Ramat menyebut dalam Pasal 11 huruf k rancangan PKPU Pencalonan DPR/ DPRD telah mengatur pengunduran diri bagi yang akan mencalonkan dari latar belakang kepala dan wakil kepala daerah, ASN, TNI, Polisi, dewan pengawas dan karyawan pada BUMN dan/atau BUMD, atau badan lain yang anggarannya bersumber dari keuangan negara.

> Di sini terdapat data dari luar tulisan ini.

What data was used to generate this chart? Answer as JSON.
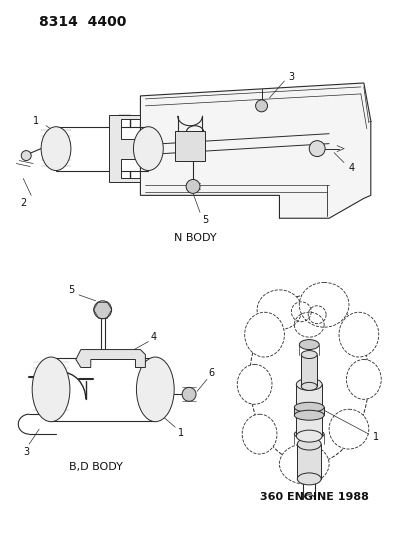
{
  "title": "8314 4400",
  "background_color": "#ffffff",
  "fig_width": 3.99,
  "fig_height": 5.33,
  "dpi": 100,
  "line_color": "#2a2a2a",
  "text_color": "#111111",
  "number_fontsize": 7,
  "label_fontsize": 8,
  "title_fontsize": 10,
  "title_fontweight": "bold",
  "label_n_body": "N BODY",
  "label_bd_body": "B,D BODY",
  "label_360": "360 ENGINE 1988"
}
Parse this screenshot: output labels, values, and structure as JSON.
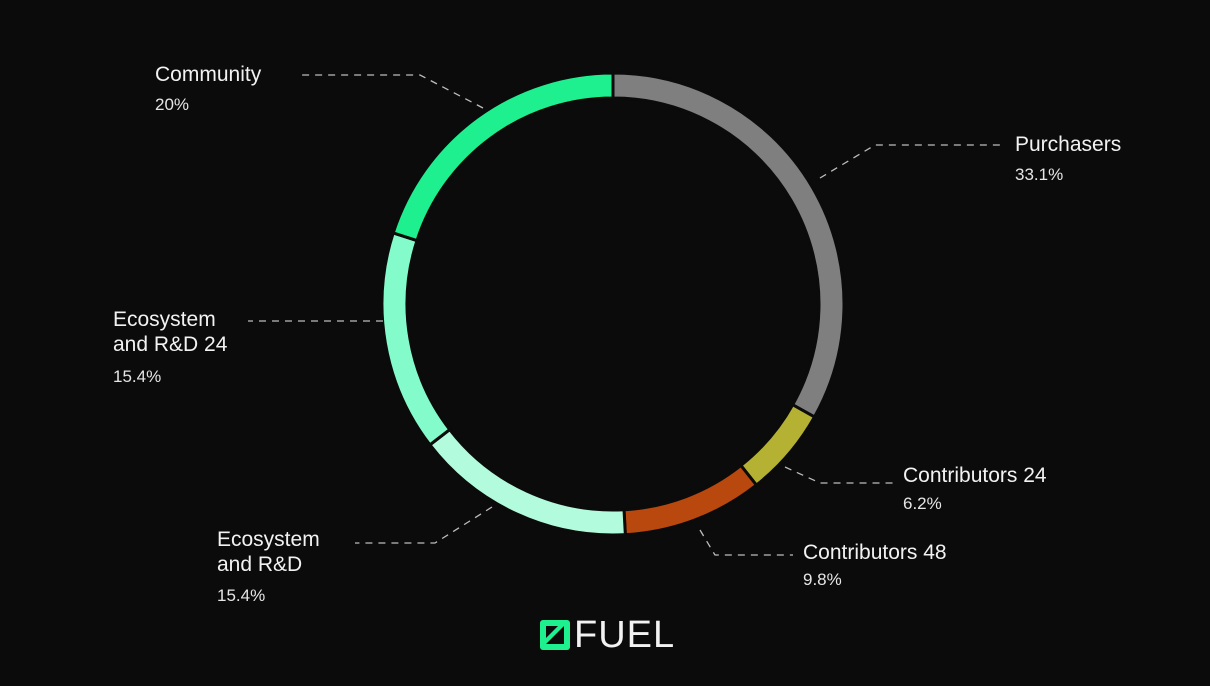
{
  "chart_data": {
    "type": "donut",
    "categories": [
      "Purchasers",
      "Contributors 24",
      "Contributors 48",
      "Ecosystem and R&D",
      "Ecosystem and R&D 24",
      "Community"
    ],
    "values": [
      33.1,
      6.2,
      9.8,
      15.4,
      15.4,
      20
    ],
    "value_labels": [
      "33.1%",
      "6.2%",
      "9.8%",
      "15.4%",
      "15.4%",
      "20%"
    ],
    "colors": [
      "#7f7f7f",
      "#b5b233",
      "#b8480e",
      "#b2fbdc",
      "#84fbca",
      "#1ef08f"
    ]
  },
  "logo": "FUEL"
}
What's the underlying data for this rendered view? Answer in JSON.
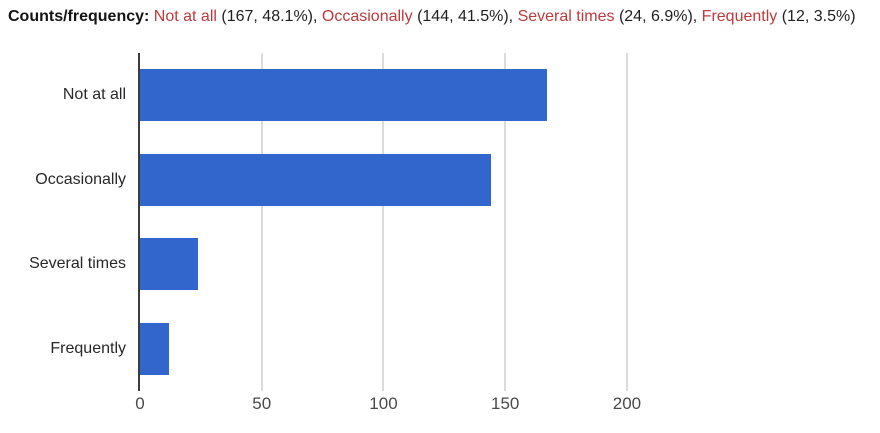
{
  "header": {
    "prefix": "Counts/frequency:",
    "segments": [
      {
        "label": "Not at all",
        "stats": "(167, 48.1%),"
      },
      {
        "label": "Occasionally",
        "stats": "(144, 41.5%),"
      },
      {
        "label": "Several times",
        "stats": "(24, 6.9%),"
      },
      {
        "label": "Frequently",
        "stats": "(12, 3.5%)"
      }
    ],
    "label_color": "#bf3a3c",
    "text_color": "#1f1f1f"
  },
  "chart_data": {
    "type": "bar",
    "orientation": "horizontal",
    "title": "Counts/frequency",
    "categories": [
      "Not at all",
      "Occasionally",
      "Several times",
      "Frequently"
    ],
    "values": [
      167,
      144,
      24,
      12
    ],
    "percentages": [
      48.1,
      41.5,
      6.9,
      3.5
    ],
    "xlabel": "",
    "ylabel": "",
    "xticks": [
      0,
      50,
      100,
      150,
      200
    ],
    "xlim": [
      0,
      230
    ],
    "grid": true,
    "legend": "none",
    "bar_color": "#3366cc",
    "axis_color": "#3c3c3c",
    "gridline_color": "#dcdcdc"
  }
}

“Namun bagaimana dengan status kepala desa? Terdapat larangan bagi kepala desa menjadi pengurus partai politik (UU 6/2014) meskipun larangan tersebut pada koteks pengurus namun sudah pasti ketika kepala desa mencalonkan harus menjadi anggota partai politik. Sebagaimana disebutkan dalam Pasal 11 huruf n RPKPU ini,” pungkasnya.(PB/*)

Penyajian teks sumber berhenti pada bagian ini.